Accessing YARN logs

When a client (Studio or the DP CLI) launches a Data Processing workflow, a Spark job is created to run the actual Data Processing job.

This Spark job is run by an arbitrary node in the Hadoop cluster (node is chosen by YARN). To find the Data Processing logs, use Cloudera Manager.

To access YARN logs:

  1. From the Cloudera Manager home page, click YARN (MR2 Included).
  2. In the YARN menu, click the ResourceManager Web UI quick link.
  3. The All Applications page lists the status of all submitted jobs. Click on the ID field to list job information.

    Note that failed jobs will list exceptions in the Diagnostics field.

  4. To show log information, click on the appropriate log in the Logs field at the bottom of the Applications page.

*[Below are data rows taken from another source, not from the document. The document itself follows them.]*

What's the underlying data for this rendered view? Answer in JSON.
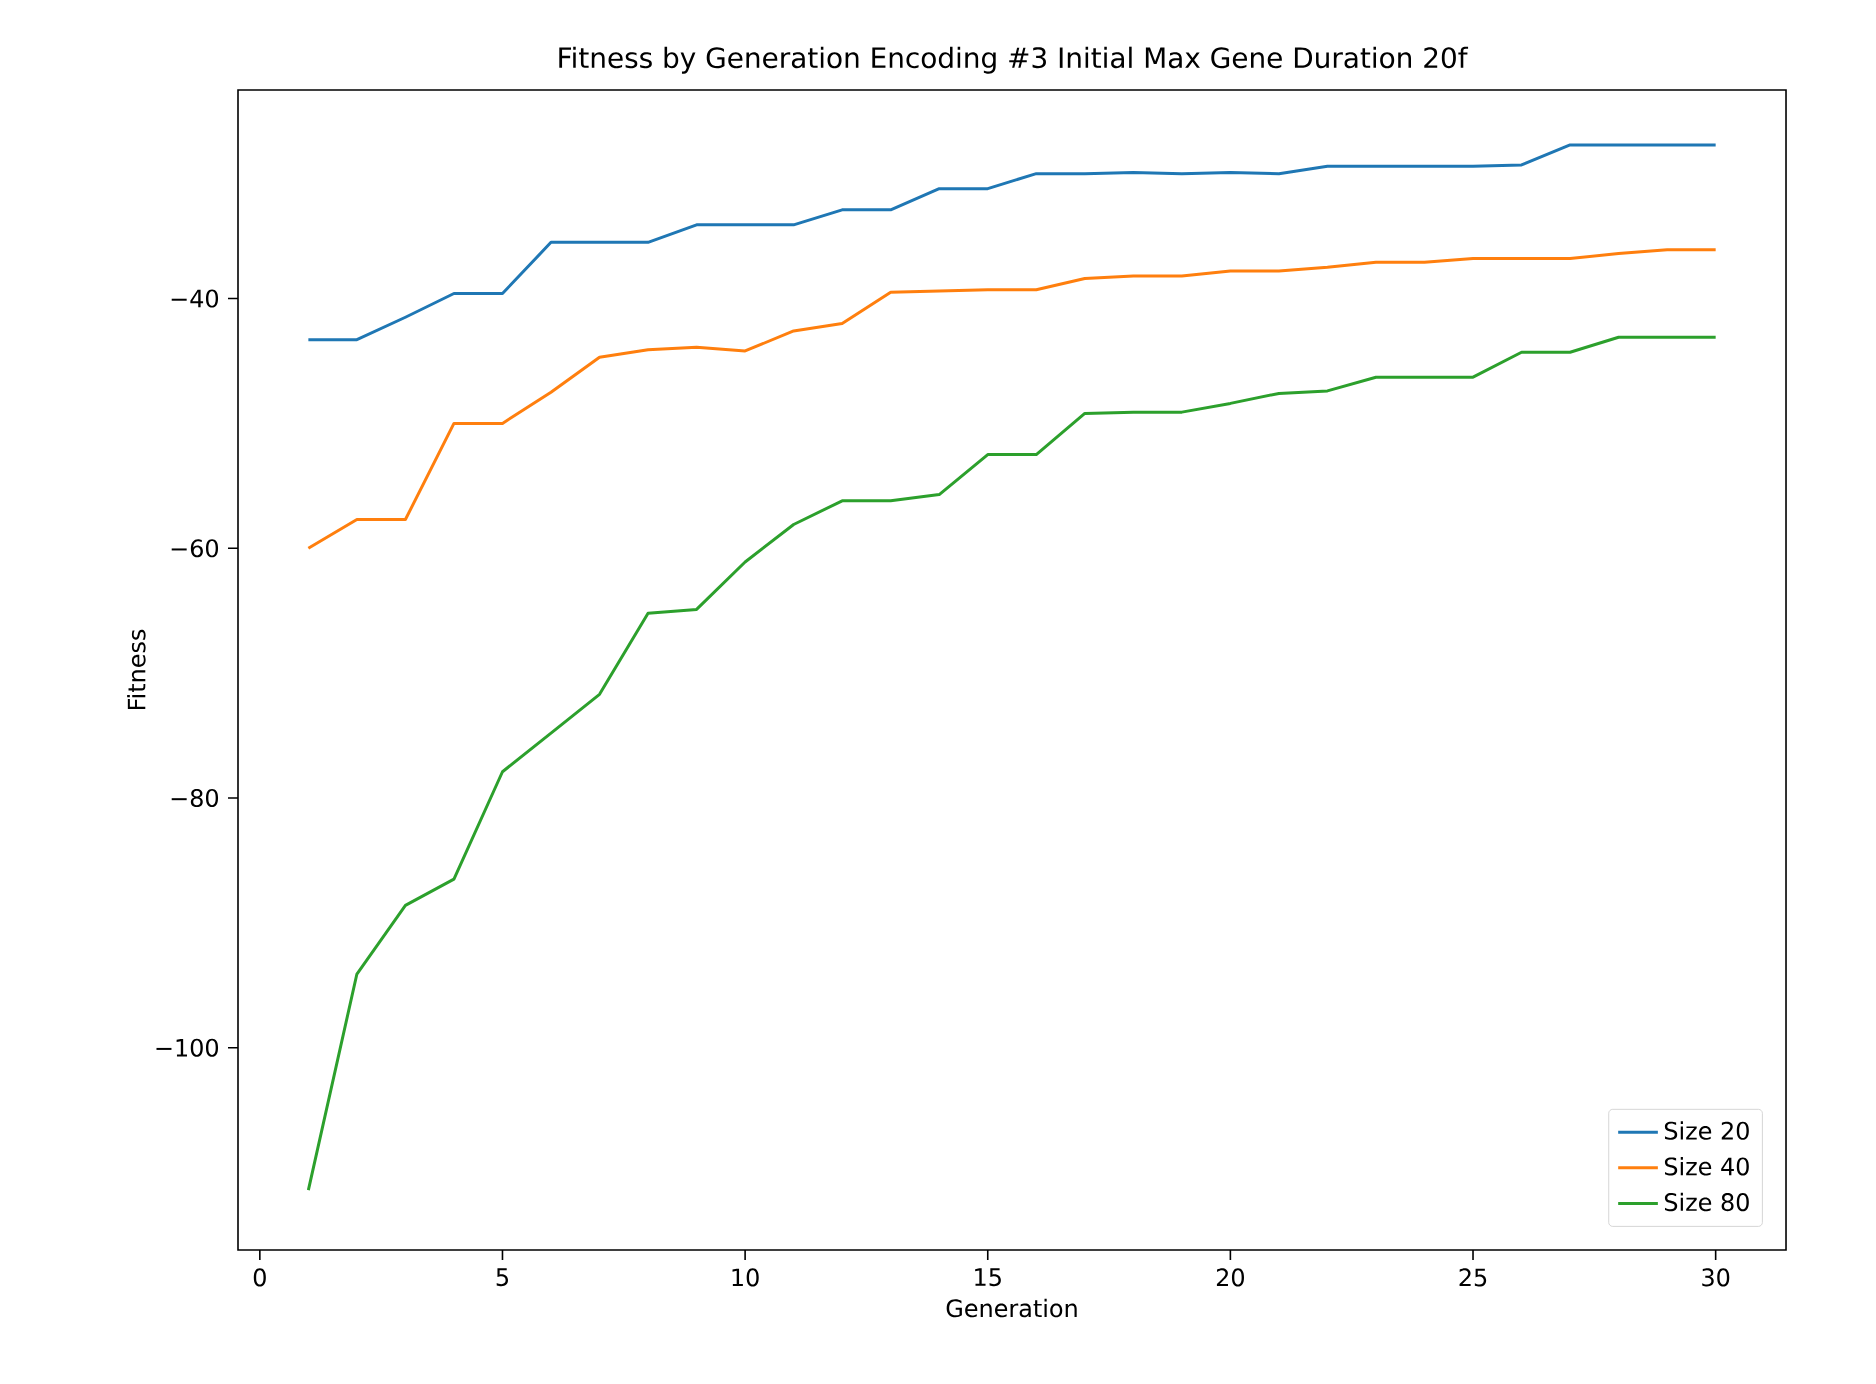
{
  "chart_data": {
    "type": "line",
    "title": "Fitness by Generation Encoding #3 Initial Max Gene Duration 20f",
    "xlabel": "Generation",
    "ylabel": "Fitness",
    "x": [
      1,
      2,
      3,
      4,
      5,
      6,
      7,
      8,
      9,
      10,
      11,
      12,
      13,
      14,
      15,
      16,
      17,
      18,
      19,
      20,
      21,
      22,
      23,
      24,
      25,
      26,
      27,
      28,
      29,
      30
    ],
    "series": [
      {
        "name": "Size 20",
        "color": "#1f77b4",
        "values": [
          -43.3,
          -43.3,
          -41.5,
          -39.6,
          -39.6,
          -35.5,
          -35.5,
          -35.5,
          -34.1,
          -34.1,
          -34.1,
          -32.9,
          -32.9,
          -31.2,
          -31.2,
          -30.0,
          -30.0,
          -29.9,
          -30.0,
          -29.9,
          -30.0,
          -29.4,
          -29.4,
          -29.4,
          -29.4,
          -29.3,
          -27.7,
          -27.7,
          -27.7,
          -27.7
        ]
      },
      {
        "name": "Size 40",
        "color": "#ff7f0e",
        "values": [
          -60.0,
          -57.7,
          -57.7,
          -50.0,
          -50.0,
          -47.5,
          -44.7,
          -44.1,
          -43.9,
          -44.2,
          -42.6,
          -42.0,
          -39.5,
          -39.4,
          -39.3,
          -39.3,
          -38.4,
          -38.2,
          -38.2,
          -37.8,
          -37.8,
          -37.5,
          -37.1,
          -37.1,
          -36.8,
          -36.8,
          -36.8,
          -36.4,
          -36.1,
          -36.1
        ]
      },
      {
        "name": "Size 80",
        "color": "#2ca02c",
        "values": [
          -111.4,
          -94.1,
          -88.6,
          -86.5,
          -77.9,
          -74.8,
          -71.7,
          -65.2,
          -64.9,
          -61.1,
          -58.1,
          -56.2,
          -56.2,
          -55.7,
          -52.5,
          -52.5,
          -49.2,
          -49.1,
          -49.1,
          -48.4,
          -47.6,
          -47.4,
          -46.3,
          -46.3,
          -46.3,
          -44.3,
          -44.3,
          -43.1,
          -43.1,
          -43.1
        ]
      }
    ],
    "xlim": [
      -0.45,
      31.45
    ],
    "ylim": [
      -116.2,
      -23.3
    ],
    "xticks": [
      0,
      5,
      10,
      15,
      20,
      25,
      30
    ],
    "yticks": [
      {
        "value": -100,
        "label": "−100"
      },
      {
        "value": -80,
        "label": "−80"
      },
      {
        "value": -60,
        "label": "−60"
      },
      {
        "value": -40,
        "label": "−40"
      }
    ],
    "legend": "bottom right",
    "grid": false,
    "marker": "none",
    "line_style": "solid"
  }
}
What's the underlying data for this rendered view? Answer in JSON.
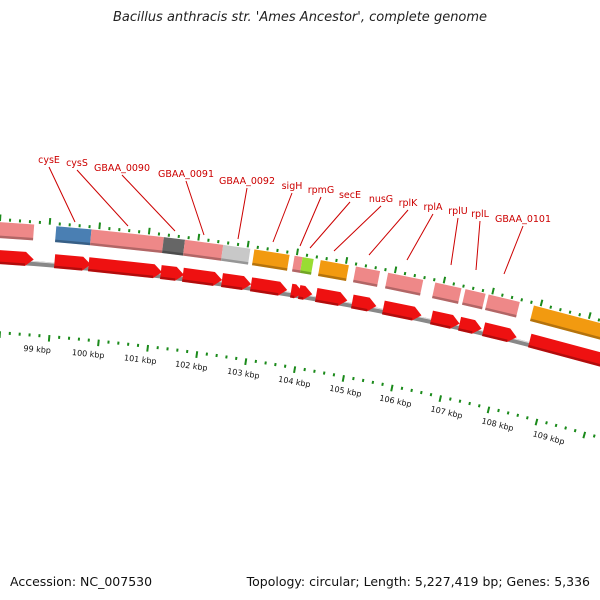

The Data Processing log also contains the locations of the Spark worker STDOUT and STDERR logs. These locations are listed in the "YARN executor launch context" section of the log. Search for the "SPARK_LOG_URL_STDOUT" and "SPARK_LOG_URL_STDERR" strings, each of which will have a URL associated with it. The URLs are for the worker logs.

Also note that if a workflow invoked the Data Enrichment modules, the YARN logs will contain the results of the enrichments, such as which columns were created.